From 41ea293897b307c495e63accccb91d4eae9a29f7 Mon Sep 17 00:00:00 2001
From: Jennifer Taylor <dragonminded@dragonminded.com>
Date: Thu, 12 Nov 2020 05:03:33 +0000
Subject: [PATCH] Faster, but less than ideal, large file compression as well
 as start byte GC.

---
 bemani/protocol/lz77.py   | 82 +++++++++++++++++++++++++++++----------
 bemani/tests/test_lz77.py | 10 +++++
 2 files changed, 72 insertions(+), 20 deletions(-)

diff --git a/bemani/protocol/lz77.py b/bemani/protocol/lz77.py
index 439511c..c36f0b7 100644
--- a/bemani/protocol/lz77.py
+++ b/bemani/protocol/lz77.py
@@ -1,5 +1,5 @@
 from collections import defaultdict
-from typing import Generator, List, Mapping, Optional, Set, Tuple
+from typing import Generator, List, MutableMapping, Optional, Set, Tuple
 
 
 class LzException(Exception):
@@ -206,6 +206,8 @@ class Lz77Compress:
 
     RING_LENGTH = 0x1000
 
+    LOOSE_COMPRESS_THRESHOLD = 1024 * 512
+
     FLAG_COPY = 1
     FLAG_BACKREF = 0
 
@@ -222,11 +224,32 @@ class Lz77Compress:
         self.eof: bool = False
         self.bytes_written: int = 0
         self.ringlength: int = backref or self.RING_LENGTH
-        self.locations: Mapping[int, Set[int]] = defaultdict(set)
-        self.starts: Mapping[bytes, Set[int]] = defaultdict(set)
+        self.locations: MutableMapping[int, Set[int]] = defaultdict(set)
+        self.starts: MutableMapping[bytes, Set[int]] = defaultdict(set)
         self.last_start: Tuple[int, int, int] = (0, 0, 0)
 
-    def __ring_write(self, bytedata: bytes) -> None:
+        if len(data) > self.LOOSE_COMPRESS_THRESHOLD:
+            self.__ring_write = self.__ring_write_starts_only
+        else:
+            self.__ring_write = self.__ring_write_both
+
+    def __ring_write_starts_only(self, bytedata: bytes) -> None:
+        """
+        Write bytes into the backref ring.
+
+        Parameters:
+            byte - A byte to be written at the current write offset
+        """
+        for byte in bytedata:
+            # Update the start locations hashmap if we're past the beginning
+            self.last_start = (self.last_start[1], self.last_start[2], byte)
+            if self.bytes_written >= 2:
+                self.starts[bytes(self.last_start)].add(self.bytes_written - 2)
+
+            # Keep track of the fact that we wrote this byte.

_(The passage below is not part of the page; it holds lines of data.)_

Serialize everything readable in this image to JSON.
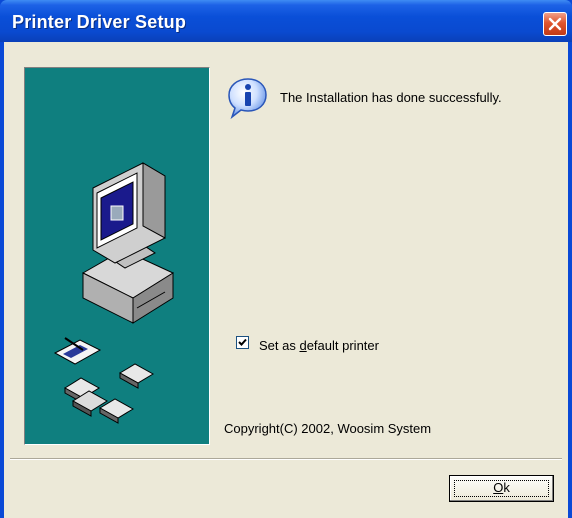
{
  "window": {
    "title": "Printer Driver Setup"
  },
  "content": {
    "message": "The Installation has done successfully.",
    "checkbox": {
      "label_prefix": "Set as ",
      "label_accel": "d",
      "label_suffix": "efault printer",
      "checked": true
    },
    "copyright": "Copyright(C) 2002, Woosim System"
  },
  "buttons": {
    "ok_accel": "O",
    "ok_rest": "k"
  },
  "icons": {
    "info": "info-icon",
    "close": "close-icon",
    "checkmark": "checkmark-icon"
  },
  "colors": {
    "title_bar": "#0a4ad0",
    "dialog_bg": "#ece9d8",
    "art_panel": "#0f7f7f",
    "close_button": "#e0552e"
  }
}
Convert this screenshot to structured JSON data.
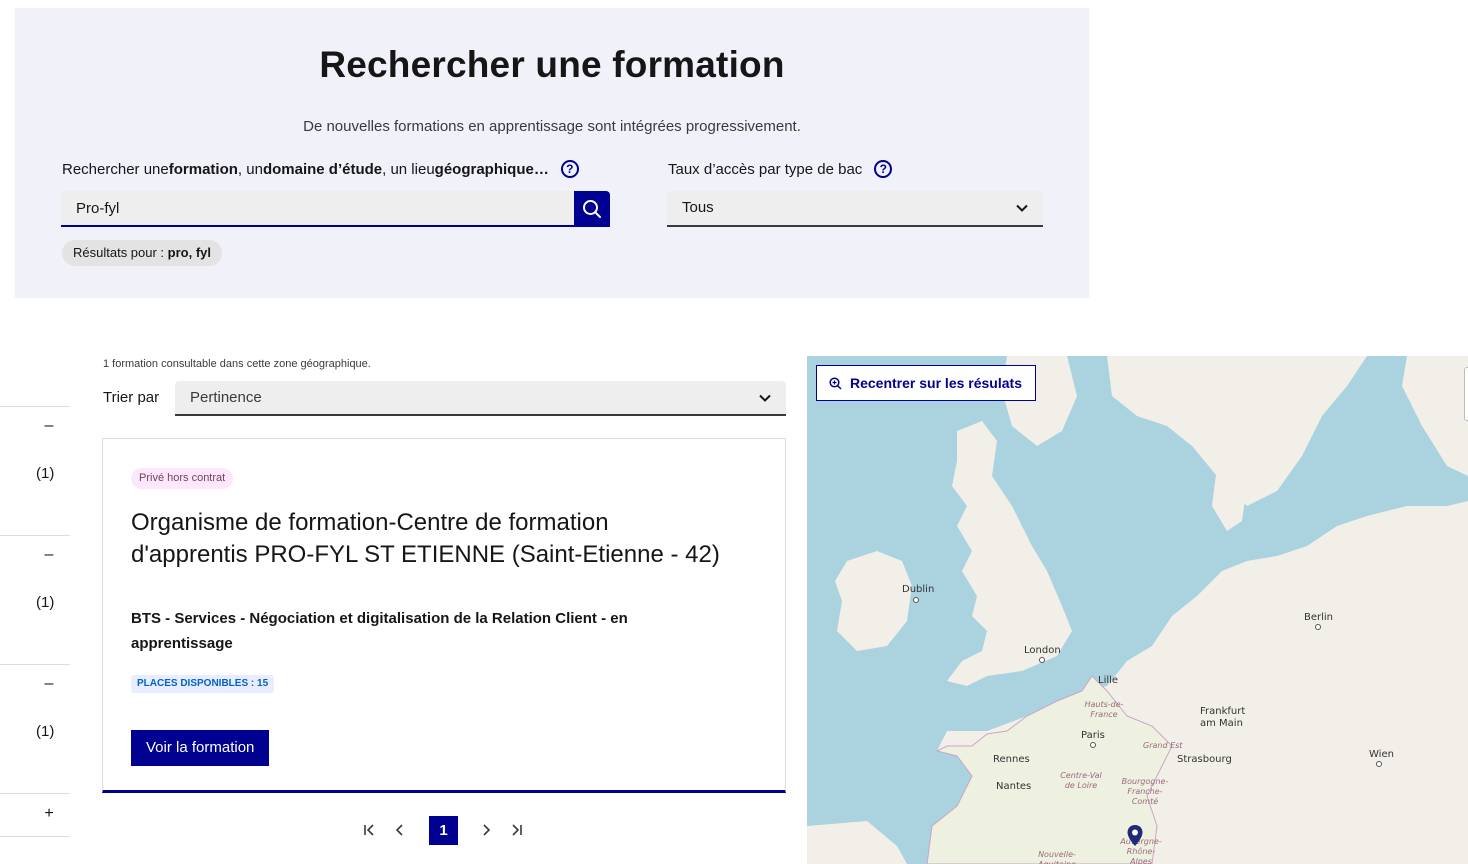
{
  "search": {
    "title": "Rechercher une formation",
    "subtitle": "De nouvelles formations en apprentissage sont intégrées progressivement.",
    "label_prefix": "Rechercher une ",
    "label_formation": "formation",
    "label_sep1": ", un ",
    "label_domaine": "domaine d’étude",
    "label_sep2": ", un lieu ",
    "label_lieu": "géographique…",
    "input_value": "Pro-fyl",
    "results_prefix": "Résultats pour : ",
    "results_terms": "pro, fyl",
    "bac_label": "Taux d’accès par type de bac",
    "bac_value": "Tous",
    "help_glyph": "?"
  },
  "filters": {
    "toggles": [
      "–",
      "–",
      "–",
      "+"
    ],
    "counts": [
      "(1)",
      "(1)",
      "(1)"
    ]
  },
  "results": {
    "count_text": "1 formation consultable dans cette zone géographique.",
    "sort_label": "Trier par",
    "sort_value": "Pertinence"
  },
  "card": {
    "badge": "Privé hors contrat",
    "title": "Organisme de formation-Centre de formation d'apprentis PRO-FYL ST ETIENNE (Saint-Etienne - 42)",
    "subtitle": "BTS - Services - Négociation et digitalisation de la Relation Client - en apprentissage",
    "places": "PLACES DISPONIBLES : 15",
    "cta": "Voir la formation"
  },
  "pagination": {
    "first": "|‹",
    "prev": "‹",
    "current": "1",
    "next": "›",
    "last": "›|"
  },
  "map": {
    "recenter_label": "Recentrer sur les résulats",
    "cities": [
      "Dublin",
      "London",
      "Berlin",
      "Lille",
      "Paris",
      "Frankfurt am Main",
      "Rennes",
      "Strasbourg",
      "Nantes",
      "Wien"
    ],
    "regions": [
      "Hauts-de-France",
      "Grand Est",
      "Centre-Val de Loire",
      "Bourgogne-Franche-Comté",
      "Auvergne-Rhône-Alpes",
      "Nouvelle-Aquitaine"
    ],
    "colors": {
      "sea": "#aad3df",
      "land": "#f2efe9",
      "france": "#eef0e0",
      "marker": "#1f2a7a"
    }
  },
  "theme": {
    "primary": "#000091",
    "panel_bg": "#f1f1fa",
    "input_bg": "#eeeeee"
  }
}
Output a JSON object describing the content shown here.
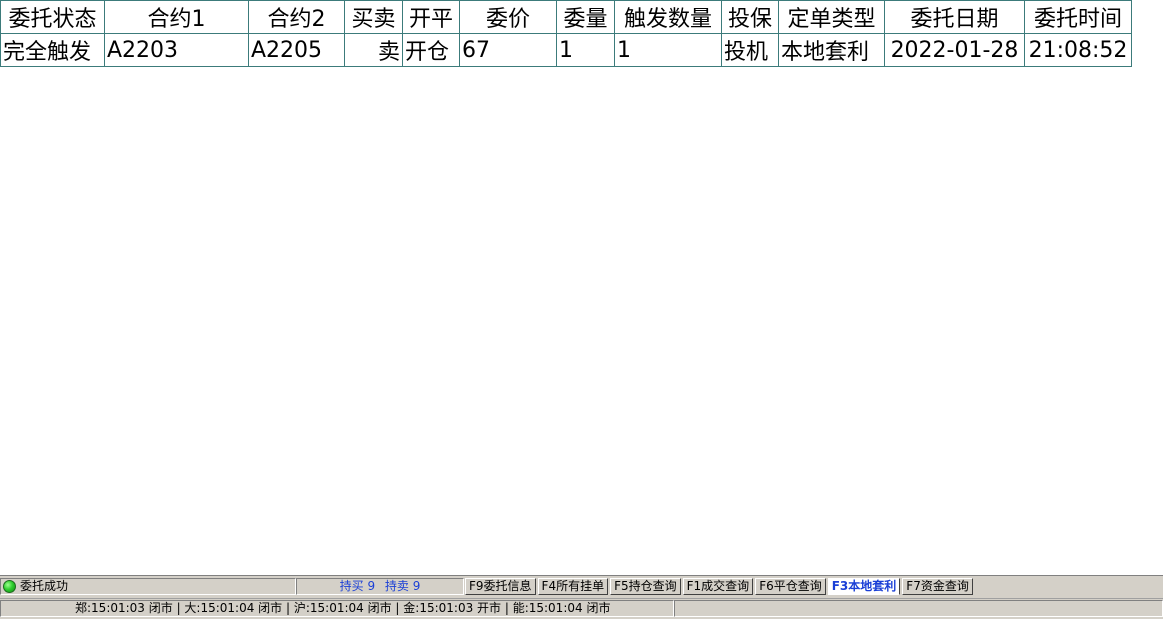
{
  "table": {
    "headers": [
      "委托状态",
      "合约1",
      "合约2",
      "买卖",
      "开平",
      "委价",
      "委量",
      "触发数量",
      "投保",
      "定单类型",
      "委托日期",
      "委托时间"
    ],
    "rows": [
      [
        "完全触发",
        "A2203",
        "A2205",
        "卖",
        "开仓",
        "67",
        "1",
        "1",
        "投机",
        "本地套利",
        "2022-01-28",
        "21:08:52"
      ]
    ]
  },
  "statusbar": {
    "message": "委托成功",
    "position": {
      "long_label": "持买 9",
      "short_label": "持卖 9"
    },
    "tabs": [
      "F9委托信息",
      "F4所有挂单",
      "F5持仓查询",
      "F1成交查询",
      "F6平仓查询",
      "F3本地套利",
      "F7资金查询"
    ],
    "active_tab": "F3本地套利",
    "exchange_status": "郑:15:01:03 闭市 | 大:15:01:04 闭市 | 沪:15:01:04 闭市 | 金:15:01:03 开市 | 能:15:01:04 闭市"
  },
  "colors": {
    "grid_border": "#3c7b7b",
    "status_bg": "#d4d0c8",
    "accent_blue": "#1a3fd6",
    "led_green": "#2fcf2f"
  },
  "icons": {
    "status_led": "green-circle-icon"
  }
}
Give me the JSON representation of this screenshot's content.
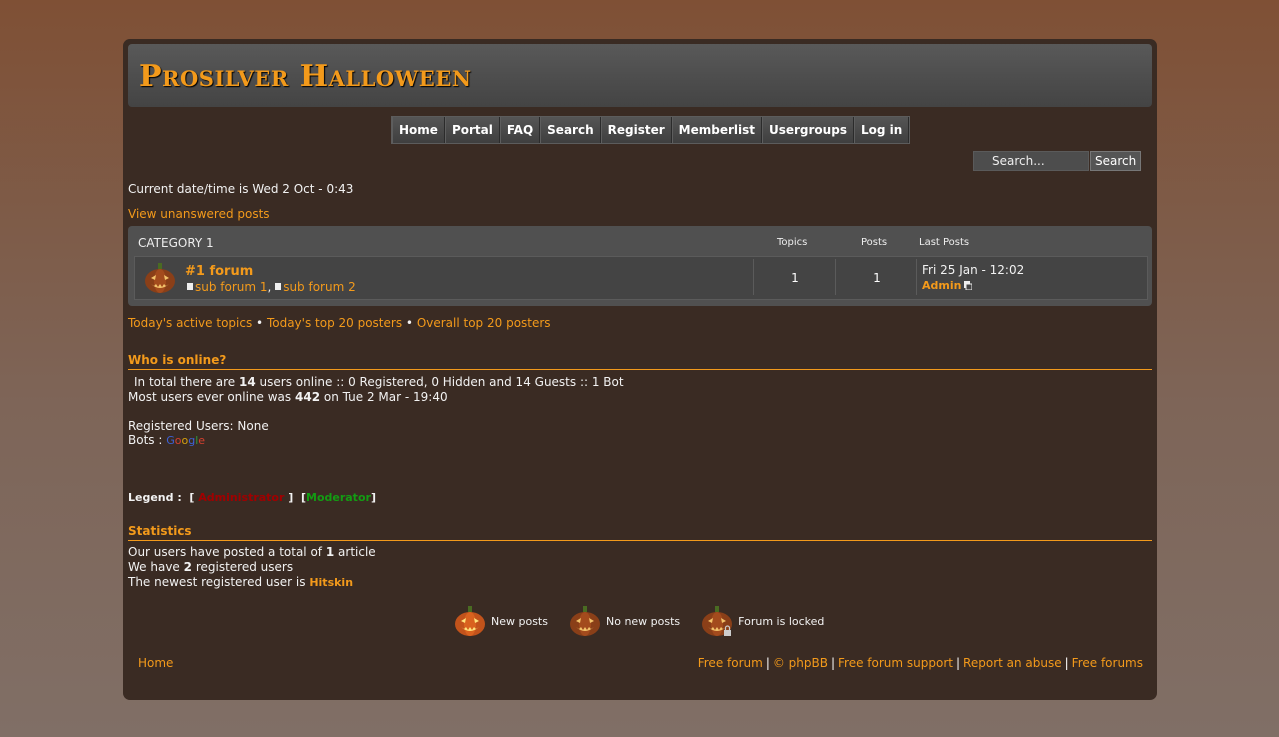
{
  "site": {
    "title": "Prosilver Halloween"
  },
  "nav": [
    "Home",
    "Portal",
    "FAQ",
    "Search",
    "Register",
    "Memberlist",
    "Usergroups",
    "Log in"
  ],
  "search": {
    "placeholder": "Search...",
    "button": "Search"
  },
  "datetime": "Current date/time is Wed 2 Oct - 0:43",
  "unanswered": "View unanswered posts",
  "category": {
    "title": "CATEGORY 1",
    "col_topics": "Topics",
    "col_posts": "Posts",
    "col_last": "Last Posts",
    "forum": {
      "name": "#1 forum",
      "subforums": [
        "sub forum 1",
        "sub forum 2"
      ],
      "subforum_separator": ",",
      "topics": "1",
      "posts": "1",
      "last_date": "Fri 25 Jan - 12:02",
      "last_author": "Admin"
    }
  },
  "quick_links": [
    "Today's active topics",
    "Today's top 20 posters",
    "Overall top 20 posters"
  ],
  "quick_sep": "•",
  "online": {
    "title": "Who is online?",
    "total_prefix": "In total there are",
    "total_num": "14",
    "total_suffix": "users online :: 0 Registered, 0 Hidden and 14 Guests :: 1 Bot",
    "most_prefix": "Most users ever online was",
    "most_num": "442",
    "most_suffix": "on Tue 2 Mar - 19:40",
    "registered": "Registered Users: None",
    "bots_label": "Bots :",
    "bot_name": [
      "G",
      "o",
      "o",
      "g",
      "l",
      "e"
    ],
    "legend_label": "Legend :",
    "legend_open": "[",
    "legend_close": "]",
    "legend_admin": "Administrator",
    "legend_mod": "Moderator"
  },
  "stats": {
    "title": "Statistics",
    "articles_prefix": "Our users have posted a total of",
    "articles_num": "1",
    "articles_suffix": "article",
    "users_prefix": "We have",
    "users_num": "2",
    "users_suffix": "registered users",
    "newest_prefix": "The newest registered user is",
    "newest_name": "Hitskin"
  },
  "icon_key": [
    "New posts",
    "No new posts",
    "Forum is locked"
  ],
  "footer": {
    "home": "Home",
    "links": [
      "Free forum",
      "© phpBB",
      "Free forum support",
      "Report an abuse",
      "Free forums"
    ],
    "separator": "|"
  },
  "colors": {
    "accent": "#f39a1b",
    "panel": "#3a2b23",
    "admin": "#a00000",
    "moderator": "#139c13"
  },
  "icons": [
    "search-icon",
    "pumpkin-icon",
    "document-icon",
    "goto-post-icon",
    "lock-icon"
  ]
}
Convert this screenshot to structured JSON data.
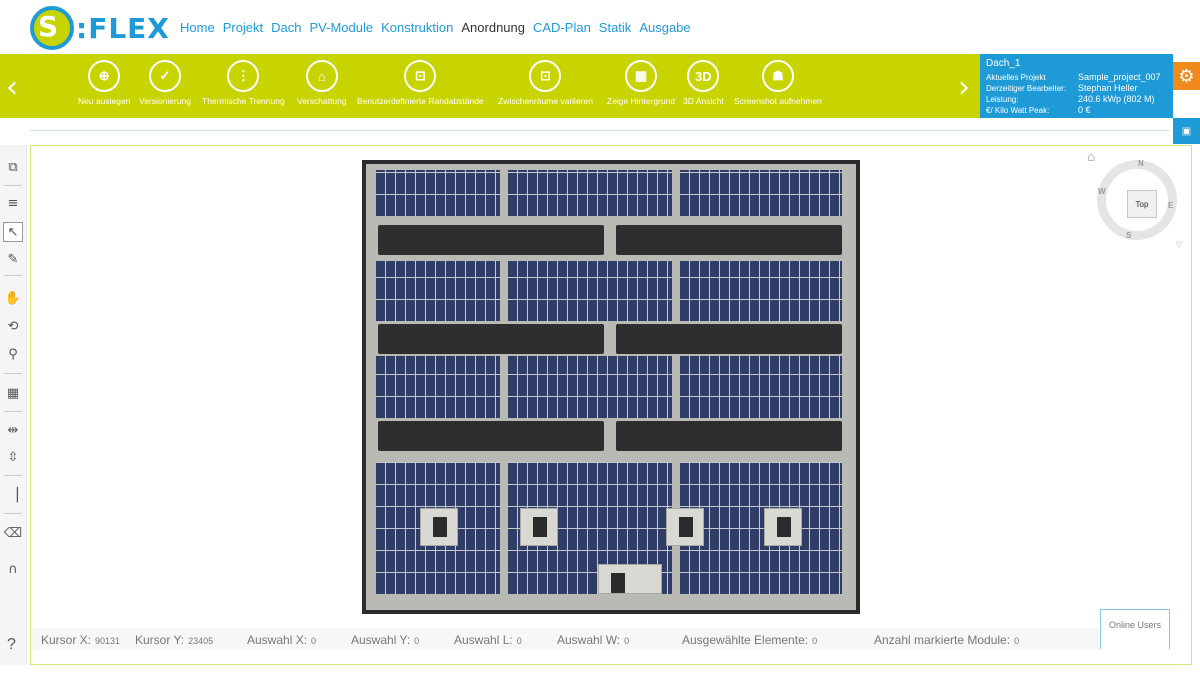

+            self.bytes_written += 1
+
+    def __ring_write_both(self, bytedata: bytes) -> None:
         """
         Write bytes into the backref ring.
 
@@ -241,6 +264,8 @@ class Lz77Compress:
 
             # Update the rest of the location hashmaps
             self.locations[byte].add(self.bytes_written)
+
+            # Keep track of the fact that we wrote this byte.
             self.bytes_written += 1
 
     def compress_bytes(self) -> Generator[bytes, None, None]:
@@ -290,10 +315,13 @@ class Lz77Compress:
 
                     # Iterate over all spots where the first byte equals, and is in range.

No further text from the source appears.